While offering several reasons for building the base — to protect commercial interests, to serve as yet another defense against a belligerent North Korea — most of the islanders understand that the base at Gangjeong will offer little protection against a possible attack by North Korea, functioning mostly as a proxy for American missile defense against an ascendant China. In other words, American militaristic posturing at a grievous cost to the local ecology — an unwelcome combination to the island, and to a region that has suffered enough war in the 20th century…
The people there were engaged in some less likely activities for a paradise island, like chaining themselves to construction equipment, tethering their bodies to each other and to the site of the proposed naval base.
I’m not totally sure why there was such a disconnect between this kind of work and the faith I grew up in as a child. Perhaps it had something to do with priorities, as in what was happening socially and politically had little eternal consequence in the minds of the church-goers. In other words, it was all about salvation and heaven. Everything else (on earth) was of little consequence.

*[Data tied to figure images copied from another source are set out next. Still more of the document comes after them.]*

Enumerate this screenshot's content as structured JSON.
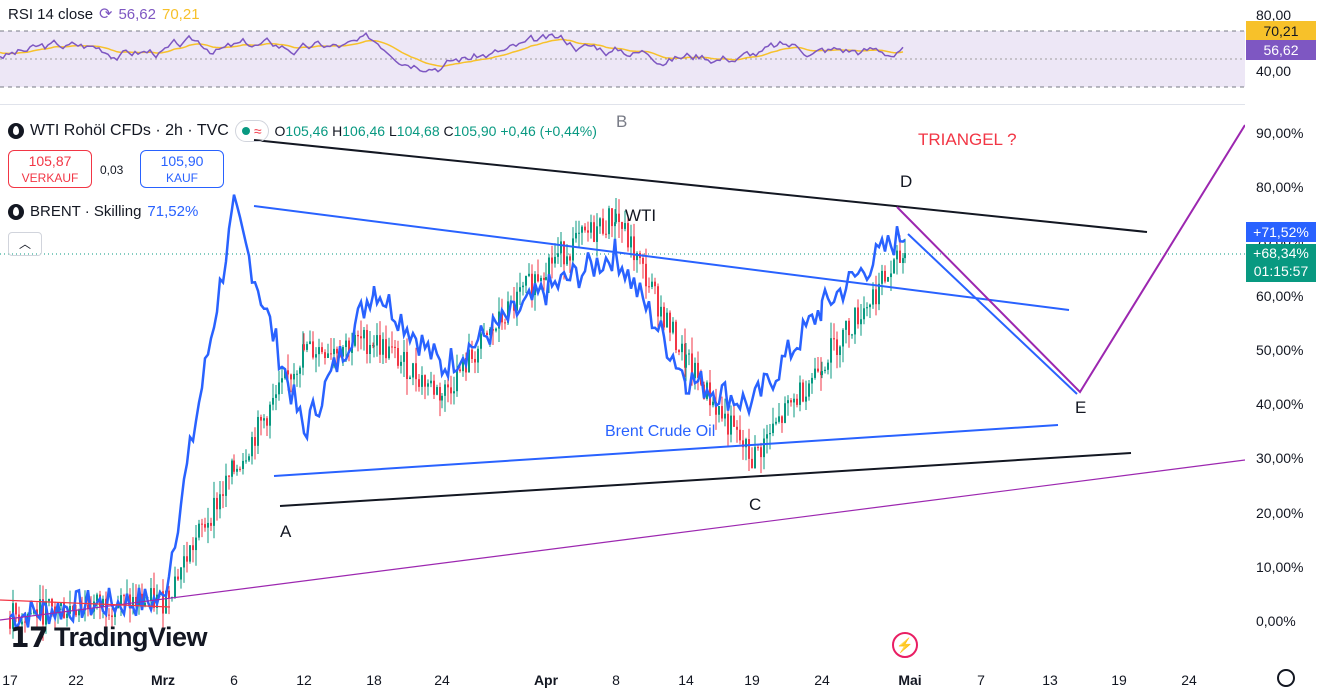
{
  "rsi": {
    "label": "RSI 14 close",
    "value_rsi": "56,62",
    "value_ma": "70,21",
    "colors": {
      "rsi": "#7e57c2",
      "ma": "#f7c12a",
      "band": "#ede7f6"
    },
    "ticks": [
      "80,00",
      "40,00"
    ],
    "tags": [
      "70,21",
      "56,62"
    ]
  },
  "symbol": {
    "name": "WTI Rohöl CFDs · 2h · TVC",
    "ohlc": [
      {
        "k": "O",
        "v": "105,46"
      },
      {
        "k": "H",
        "v": "106,46"
      },
      {
        "k": "L",
        "v": "104,68"
      },
      {
        "k": "C",
        "v": "105,90"
      },
      {
        "k": "",
        "v": "+0,46 (+0,44%)"
      }
    ]
  },
  "trade": {
    "sell_price": "105,87",
    "sell_label": "VERKAUF",
    "spread": "0,03",
    "buy_price": "105,90",
    "buy_label": "KAUF"
  },
  "compare": {
    "name": "BRENT · Skilling",
    "value": "71,52%"
  },
  "price_tags": {
    "brent": "+71,52%",
    "wti": "+68,34%",
    "countdown": "01:15:57"
  },
  "annotations": {
    "A": "A",
    "B": "B",
    "C": "C",
    "D": "D",
    "E": "E",
    "triangle": "TRIANGEL ?",
    "wti": "WTI",
    "brent": "Brent Crude Oil"
  },
  "logo": "TradingView",
  "chart_data": {
    "type": "line",
    "y_unit": "%",
    "y_ticks": [
      "90,00%",
      "80,00%",
      "70,00%",
      "60,00%",
      "50,00%",
      "40,00%",
      "30,00%",
      "20,00%",
      "10,00%",
      "0,00%"
    ],
    "ylim": [
      0,
      90
    ],
    "x_ticks": [
      "17",
      "22",
      "Mrz",
      "6",
      "12",
      "18",
      "24",
      "Apr",
      "8",
      "14",
      "19",
      "24",
      "Mai",
      "7",
      "13",
      "19",
      "24"
    ],
    "series": [
      {
        "name": "WTI",
        "color": "#089981",
        "x": [
          "17",
          "22",
          "Mrz",
          "6",
          "12",
          "18",
          "24",
          "Apr",
          "8",
          "14",
          "19",
          "24",
          "Mai"
        ],
        "values": [
          1,
          3,
          4,
          28,
          50,
          52,
          42,
          66,
          75,
          48,
          30,
          48,
          68
        ]
      },
      {
        "name": "BRENT",
        "color": "#2962ff",
        "x": [
          "17",
          "22",
          "Mrz",
          "6",
          "12",
          "18",
          "24",
          "Apr",
          "8",
          "14",
          "19",
          "24",
          "Mai"
        ],
        "values": [
          1,
          3,
          4,
          76,
          35,
          62,
          47,
          61,
          68,
          45,
          40,
          58,
          72
        ]
      }
    ],
    "last_values": {
      "BRENT": 71.52,
      "WTI": 68.34
    }
  }
}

And yet, in seminary I was fortunate to discover something called minjung theology which articulates reasons for pursuing social justice on behalf of those oppressed. It’s considered a “liberal” theology, and technically within the liberation theological movements. It doesn’t fit the more traditional evangelical priorities. But, coming across this story, and recent stories about Asian American activism continues to give me hope and encouragement to integrate all these areas of my life so that I can truly be faithful and consistent in my belief that the priority should be pursuing service and solidarity for the good and well-being of all people.